In figure 9, we show the same data as in figure 3, but this time as functions of $\gamma ^{{V}}$ and scaled on $R_{max}^{Veq}$, i.e. $k_{{Veq}}=T_{{L}}/(0.1837\,R_{max}^{Veq} \text {m}^{-1}\ \textrm {s})$. As expected, in the range $\gamma >1$, the measured data fit the theoretical predictions by Rattray or Sato & Shima better as the latter are based on a volumetric definition. For $\gamma \rightarrow 0$, the deviations from the theoretical descriptions again are large, and $k_{{Veq}}$ does not approach a prolongation factor of unity for the hemispherical case but seems to approach $\sqrt [3]{2}$. This is because effectively, it predicts the collapse time of a bubble of the smaller radius $R_{max}^{Veq}$.

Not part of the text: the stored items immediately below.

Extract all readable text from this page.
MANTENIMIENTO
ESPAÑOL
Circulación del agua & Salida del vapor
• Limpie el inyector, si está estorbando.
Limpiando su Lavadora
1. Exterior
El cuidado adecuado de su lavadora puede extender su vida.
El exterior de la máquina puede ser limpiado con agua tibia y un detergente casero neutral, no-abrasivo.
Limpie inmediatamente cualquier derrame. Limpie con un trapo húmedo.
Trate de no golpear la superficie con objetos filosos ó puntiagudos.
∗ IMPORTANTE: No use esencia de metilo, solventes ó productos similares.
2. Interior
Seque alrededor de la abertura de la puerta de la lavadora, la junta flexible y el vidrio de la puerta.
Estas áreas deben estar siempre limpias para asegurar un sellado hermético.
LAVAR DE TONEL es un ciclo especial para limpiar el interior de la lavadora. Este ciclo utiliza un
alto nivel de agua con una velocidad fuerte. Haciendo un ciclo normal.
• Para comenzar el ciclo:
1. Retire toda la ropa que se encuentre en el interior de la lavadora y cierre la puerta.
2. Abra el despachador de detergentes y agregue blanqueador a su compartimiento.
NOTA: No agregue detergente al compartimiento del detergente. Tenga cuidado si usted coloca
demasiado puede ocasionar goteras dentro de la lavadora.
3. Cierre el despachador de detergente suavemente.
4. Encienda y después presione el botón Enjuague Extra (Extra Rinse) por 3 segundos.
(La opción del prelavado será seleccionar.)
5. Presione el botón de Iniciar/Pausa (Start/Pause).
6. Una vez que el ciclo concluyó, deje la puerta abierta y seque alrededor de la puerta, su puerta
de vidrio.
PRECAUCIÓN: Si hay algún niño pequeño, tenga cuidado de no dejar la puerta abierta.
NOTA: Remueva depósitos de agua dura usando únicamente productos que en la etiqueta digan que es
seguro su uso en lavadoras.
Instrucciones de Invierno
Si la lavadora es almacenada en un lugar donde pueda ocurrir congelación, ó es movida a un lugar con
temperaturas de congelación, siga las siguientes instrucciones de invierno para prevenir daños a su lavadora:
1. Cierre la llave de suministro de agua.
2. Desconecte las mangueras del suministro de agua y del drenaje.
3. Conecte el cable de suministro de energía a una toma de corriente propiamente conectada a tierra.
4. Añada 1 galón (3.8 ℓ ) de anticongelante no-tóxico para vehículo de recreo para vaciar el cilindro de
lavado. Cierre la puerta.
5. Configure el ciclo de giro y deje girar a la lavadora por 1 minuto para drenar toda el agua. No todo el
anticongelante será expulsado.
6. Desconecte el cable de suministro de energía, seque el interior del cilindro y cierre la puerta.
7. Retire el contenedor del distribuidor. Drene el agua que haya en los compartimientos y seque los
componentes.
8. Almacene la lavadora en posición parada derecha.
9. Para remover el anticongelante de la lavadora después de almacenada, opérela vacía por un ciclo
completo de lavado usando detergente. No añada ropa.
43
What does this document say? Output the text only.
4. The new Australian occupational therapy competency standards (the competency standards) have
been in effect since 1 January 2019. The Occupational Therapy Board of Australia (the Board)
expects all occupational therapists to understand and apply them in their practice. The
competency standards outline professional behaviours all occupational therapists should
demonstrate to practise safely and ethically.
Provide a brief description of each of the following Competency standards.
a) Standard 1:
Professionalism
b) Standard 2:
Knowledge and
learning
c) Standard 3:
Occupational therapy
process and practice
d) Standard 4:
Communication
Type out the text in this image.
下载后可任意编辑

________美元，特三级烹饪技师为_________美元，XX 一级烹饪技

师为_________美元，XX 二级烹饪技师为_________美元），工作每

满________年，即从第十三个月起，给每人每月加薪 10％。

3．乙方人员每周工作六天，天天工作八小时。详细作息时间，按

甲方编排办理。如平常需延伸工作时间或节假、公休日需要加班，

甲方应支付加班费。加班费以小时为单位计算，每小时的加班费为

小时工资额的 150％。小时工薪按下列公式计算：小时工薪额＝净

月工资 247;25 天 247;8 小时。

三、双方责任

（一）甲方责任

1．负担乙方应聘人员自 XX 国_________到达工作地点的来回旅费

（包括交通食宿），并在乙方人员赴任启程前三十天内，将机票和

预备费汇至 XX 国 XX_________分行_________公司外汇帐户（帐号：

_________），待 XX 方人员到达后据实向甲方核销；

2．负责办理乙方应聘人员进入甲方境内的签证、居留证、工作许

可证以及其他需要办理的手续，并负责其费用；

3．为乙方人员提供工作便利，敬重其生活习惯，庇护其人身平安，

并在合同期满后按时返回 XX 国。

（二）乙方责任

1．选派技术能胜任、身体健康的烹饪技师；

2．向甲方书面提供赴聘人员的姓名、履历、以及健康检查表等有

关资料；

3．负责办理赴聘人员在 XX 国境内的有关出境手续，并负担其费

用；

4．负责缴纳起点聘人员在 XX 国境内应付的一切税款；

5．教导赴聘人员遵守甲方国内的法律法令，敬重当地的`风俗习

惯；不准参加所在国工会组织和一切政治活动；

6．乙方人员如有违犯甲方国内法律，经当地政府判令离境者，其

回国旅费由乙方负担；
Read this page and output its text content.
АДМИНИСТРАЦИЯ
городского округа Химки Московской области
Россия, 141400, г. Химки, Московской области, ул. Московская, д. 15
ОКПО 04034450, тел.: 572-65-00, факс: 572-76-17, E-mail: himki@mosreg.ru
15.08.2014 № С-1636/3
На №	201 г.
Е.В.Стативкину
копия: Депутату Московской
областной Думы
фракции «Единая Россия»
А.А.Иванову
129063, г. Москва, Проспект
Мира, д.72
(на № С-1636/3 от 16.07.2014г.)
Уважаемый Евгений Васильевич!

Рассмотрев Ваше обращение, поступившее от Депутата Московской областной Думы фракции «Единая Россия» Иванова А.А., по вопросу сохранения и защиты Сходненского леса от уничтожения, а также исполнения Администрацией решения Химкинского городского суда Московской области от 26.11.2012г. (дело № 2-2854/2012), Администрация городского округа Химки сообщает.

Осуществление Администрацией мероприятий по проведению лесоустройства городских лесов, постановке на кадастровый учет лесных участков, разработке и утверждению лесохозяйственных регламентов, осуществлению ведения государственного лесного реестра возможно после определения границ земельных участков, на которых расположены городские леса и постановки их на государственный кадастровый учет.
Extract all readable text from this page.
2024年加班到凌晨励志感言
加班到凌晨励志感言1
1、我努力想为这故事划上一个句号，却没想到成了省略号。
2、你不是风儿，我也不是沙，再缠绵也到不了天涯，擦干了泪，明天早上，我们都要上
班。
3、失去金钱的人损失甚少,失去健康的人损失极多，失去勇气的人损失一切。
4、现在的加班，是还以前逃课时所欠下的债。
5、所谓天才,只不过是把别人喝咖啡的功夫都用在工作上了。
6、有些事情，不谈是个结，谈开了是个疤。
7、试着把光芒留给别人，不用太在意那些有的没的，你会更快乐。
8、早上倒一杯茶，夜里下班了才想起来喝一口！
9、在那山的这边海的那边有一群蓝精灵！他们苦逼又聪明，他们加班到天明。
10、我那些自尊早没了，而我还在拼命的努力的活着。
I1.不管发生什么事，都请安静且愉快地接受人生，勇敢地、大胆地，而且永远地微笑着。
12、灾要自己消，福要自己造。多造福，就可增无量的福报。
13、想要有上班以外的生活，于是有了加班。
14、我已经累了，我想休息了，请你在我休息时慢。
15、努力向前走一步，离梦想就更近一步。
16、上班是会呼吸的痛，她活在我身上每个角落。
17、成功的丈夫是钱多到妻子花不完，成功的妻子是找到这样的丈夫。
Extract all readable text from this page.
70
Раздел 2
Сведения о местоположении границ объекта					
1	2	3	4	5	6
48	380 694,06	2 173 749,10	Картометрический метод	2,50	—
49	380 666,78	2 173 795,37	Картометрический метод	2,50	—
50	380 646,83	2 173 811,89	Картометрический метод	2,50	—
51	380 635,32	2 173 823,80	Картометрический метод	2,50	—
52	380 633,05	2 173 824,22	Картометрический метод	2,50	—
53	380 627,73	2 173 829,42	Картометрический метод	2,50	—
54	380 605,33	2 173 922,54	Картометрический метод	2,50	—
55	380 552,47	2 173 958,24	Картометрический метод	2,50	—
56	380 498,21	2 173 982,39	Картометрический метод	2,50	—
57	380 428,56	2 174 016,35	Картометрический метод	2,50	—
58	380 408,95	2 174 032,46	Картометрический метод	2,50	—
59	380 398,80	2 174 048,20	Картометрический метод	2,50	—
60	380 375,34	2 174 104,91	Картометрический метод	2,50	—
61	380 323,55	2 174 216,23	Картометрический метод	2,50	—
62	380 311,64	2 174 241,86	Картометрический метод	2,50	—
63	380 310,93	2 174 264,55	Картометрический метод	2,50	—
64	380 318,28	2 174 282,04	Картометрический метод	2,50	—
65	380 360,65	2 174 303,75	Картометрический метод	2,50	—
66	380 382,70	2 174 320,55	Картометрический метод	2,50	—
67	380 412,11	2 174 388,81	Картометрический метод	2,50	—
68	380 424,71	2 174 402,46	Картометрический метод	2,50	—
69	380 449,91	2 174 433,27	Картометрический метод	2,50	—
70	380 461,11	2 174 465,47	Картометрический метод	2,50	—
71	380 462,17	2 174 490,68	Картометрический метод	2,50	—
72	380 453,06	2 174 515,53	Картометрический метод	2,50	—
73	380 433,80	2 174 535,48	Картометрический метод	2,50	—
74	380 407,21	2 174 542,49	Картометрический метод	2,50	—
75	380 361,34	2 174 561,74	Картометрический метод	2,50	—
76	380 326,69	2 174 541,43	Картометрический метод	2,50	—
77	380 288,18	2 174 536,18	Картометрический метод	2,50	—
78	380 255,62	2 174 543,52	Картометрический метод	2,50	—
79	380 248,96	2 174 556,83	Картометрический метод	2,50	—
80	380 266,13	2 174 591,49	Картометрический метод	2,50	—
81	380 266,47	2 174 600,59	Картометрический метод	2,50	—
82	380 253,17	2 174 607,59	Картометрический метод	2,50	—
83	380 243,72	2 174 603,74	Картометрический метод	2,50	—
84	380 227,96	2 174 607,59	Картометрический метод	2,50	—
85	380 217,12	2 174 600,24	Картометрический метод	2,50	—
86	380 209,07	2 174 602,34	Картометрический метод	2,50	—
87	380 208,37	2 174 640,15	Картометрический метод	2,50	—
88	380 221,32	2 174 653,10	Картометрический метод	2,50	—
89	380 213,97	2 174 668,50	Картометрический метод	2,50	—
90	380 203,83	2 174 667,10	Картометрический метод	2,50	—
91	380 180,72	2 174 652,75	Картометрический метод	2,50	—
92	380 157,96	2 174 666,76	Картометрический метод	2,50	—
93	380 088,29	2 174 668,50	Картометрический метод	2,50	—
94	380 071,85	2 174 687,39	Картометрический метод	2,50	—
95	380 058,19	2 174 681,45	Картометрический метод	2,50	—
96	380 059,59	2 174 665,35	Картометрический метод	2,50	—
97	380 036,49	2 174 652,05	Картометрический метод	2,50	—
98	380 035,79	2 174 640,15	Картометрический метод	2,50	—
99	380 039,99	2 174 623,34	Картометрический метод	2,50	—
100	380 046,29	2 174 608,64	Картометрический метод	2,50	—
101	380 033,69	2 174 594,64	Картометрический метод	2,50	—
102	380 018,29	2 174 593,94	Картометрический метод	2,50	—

While $k$ has a maximum at $\gamma =0.69$, with this scaling, $k_{{Veq}}$ rather shows a plateau when $\gamma \rightarrow 0$. This is because with decreasing $\gamma$, the value of $R_{max}^{Veq}$ decreases as the bubble volume decreases, as sketched in figure 8.
In figure 9 the numerical results by Lechner et al. (Reference Lechner, Lauterborn, Koch and Mettin2020) are plotted additionally (orange triangles). They agree well in trend and in values with our results. However, an additional fluctuation with a local minimum around $\gamma = 0.25$ is seen, which is not present in our data. Kindly note that their data was normalized on a fixed value of $R_{max} = 500\,{\rm \mu}{\rm m}$ measured on one free bubble, neglecting the effects of the boundary on the bubble size. Furthermore, their data is measured on the collapse phase only and not over the entire bubble life time; for details see Lechner et al. (Reference Lechner, Lauterborn, Koch and Mettin2020).
In the following, we work out the relationship between the volumetric and geometric definitions, and also give a conversion function derived from our simulations that we used to re-scale our experimental data in figure 9. This is justified by the perfect matching of bubble shapes at maximum expansion (see figure 2). In figure 10, the relation $R_{max}^{Veq}/R_{max}$ is shown together with the fit function given in (A1) below. For the fit, we use a rational of the form $p_1 x^4 + p_2 x^3 + p_3 x^2 + p_4 x + p_5)/ (x^4 + q_1 x^3 + q_2 x^2 + q_3 x + q_4)$, and find the fit parameters
with a root-mean-square error 0.0008 in the range shown in figure 10. For $\gamma =0$, the fit yields, as expected, ${0.06398/0.08072=0.793}\approx 0.7937=\sqrt [3]{\frac {1}{2}}$. The data also allow us to convert $\gamma$ to $\gamma ^{{V}}$ easily according to $\gamma ^{{V}}=\gamma \,R_{max}/R_{max}^{Veq}$; the numerical results are shown in figure 11. Finally, we consider the difference in stand-off values between the volumetric and geometric stand-off definitions, $\gamma ^{{V}}-\gamma$; see figure 12. It turns out that the difference between the definitions is below $0.022$ for all stand-offs. This small value is often negligible and within the range of measurement errors. The maximum radius, however, varies for both definitions up to a factor $\approx 2^{1/3}$ (at $\gamma =0$).
Note that for $\gamma \rightarrow \infty$, both definitions are the same. Here we chose to use the geometric definition because it allows the correct prediction of the collapse time for $\gamma =0$ and $\gamma \rightarrow \infty$, and we feel that it is the adequate description for the hemisphere, while with the volumetric stand-off, this is only the case for $\gamma \rightarrow \infty$. In addition, the geometric definition offers some experimental advantages that we use here because it is sufficient to measure the bubble boundary at only one position, while for a volumetric measurement the boundary needs to be determined along the entire bubble contour, along which, typically, the illumination conditions change, in particular when close to the solid.